The "I" stands for "individuated" and the system purports to let subscribes choose which news stories they want to receive - and which ones they don't - via a stand-alone printer hooked up to a phone line or through a web-enabled device. The Daily News plans to test the "I-News" service sometime this summer.
From the Denver Post:
"You'll be able to choose the news you want about anything, whether you're a Detroit Red Wings fan or if you're green-oriented," said Mark Winkler, executive vice president of sales and marketing for MediaNews Group. "You become your own editor and publisher."
I-News gathers content not just from The Denver Post and other MediaNews papers but also from The Associated Press and other "scrapers of media," Wink ler said.
"We want to give the consumer exactly what they want," he said.
Time will tell whether this will be more useful to readers than Google Alerts and RSS feeds, and the story does not mention anything about subscription prices or delivery options. Will existing newspaper subscribers get the service for free?

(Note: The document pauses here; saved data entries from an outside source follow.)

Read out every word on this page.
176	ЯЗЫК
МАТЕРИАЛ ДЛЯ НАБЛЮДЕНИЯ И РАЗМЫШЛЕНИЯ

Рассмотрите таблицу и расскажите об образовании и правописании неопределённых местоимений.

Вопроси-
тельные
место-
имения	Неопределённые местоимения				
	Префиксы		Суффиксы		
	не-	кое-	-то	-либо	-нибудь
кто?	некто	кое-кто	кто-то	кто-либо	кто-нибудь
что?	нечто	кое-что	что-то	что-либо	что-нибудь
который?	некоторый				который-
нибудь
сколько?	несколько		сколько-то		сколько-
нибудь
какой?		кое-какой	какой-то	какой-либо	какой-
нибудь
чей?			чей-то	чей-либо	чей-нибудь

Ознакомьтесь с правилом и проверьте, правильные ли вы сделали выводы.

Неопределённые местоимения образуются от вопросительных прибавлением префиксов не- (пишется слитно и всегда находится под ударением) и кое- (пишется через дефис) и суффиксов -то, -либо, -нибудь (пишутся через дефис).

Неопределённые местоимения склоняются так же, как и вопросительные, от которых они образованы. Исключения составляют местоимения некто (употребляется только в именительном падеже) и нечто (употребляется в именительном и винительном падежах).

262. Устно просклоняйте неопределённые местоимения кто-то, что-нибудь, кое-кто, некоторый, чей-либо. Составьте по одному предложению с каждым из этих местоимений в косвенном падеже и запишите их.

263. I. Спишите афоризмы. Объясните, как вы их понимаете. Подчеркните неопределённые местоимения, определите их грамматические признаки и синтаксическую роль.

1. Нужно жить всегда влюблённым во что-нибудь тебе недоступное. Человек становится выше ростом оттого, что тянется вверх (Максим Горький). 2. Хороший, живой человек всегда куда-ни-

Can they dump the print edition and go with the e-edition only? Can new subscribers sign up for the e-edition without getting the printed newspaper? Will MediaNews offer these stand-alone printers for sale?
Then there's the moral hazard of turning newsrooms into buffet lines. If more subscribers want sports than City Hall coverage, will the paper cut resources to the latter? Or will revenues be shared equally? Is there a chance traditional beats will disappear if their numbers don't perform? Will subscribers have to pay more the more news topics they choose to receive?
Maybe more important in the short run, however, is a proposal mentioned toward the bottom of the Post's piece to cut the number of days the newspaper's print edition is published, as MediaNews has already done in Detroit:
One proposal, based on how well testing in Los Angeles goes, would be to print the newspaper only three days a week. That will already be the case with the two papers in Detroit, including MediaNews Group's Detroit News, starting March 31.
"Our greatest expense is printing and delivering a newspaper," Winkler said. "Eliminating it four days a week would be significant."
4 comments:
Want to take bets on the success of this venture. As they say down south, no way Jose. Another failure in the wings waiting to happen. Newspapers are having huge issues with print, now, they are going to compete with the Google's and Yahoo's of the world not counting the thousands of others that do it better than newspapers ever will.
"Eliminating it four days a week would be significant."
Oh boy.
They could save more money by eliminating it seven days a week. The way the paper looks now, they aren't far from it.
This is what they came up with to save the papers? This idea embodies the tragicomic idiocy of the suits.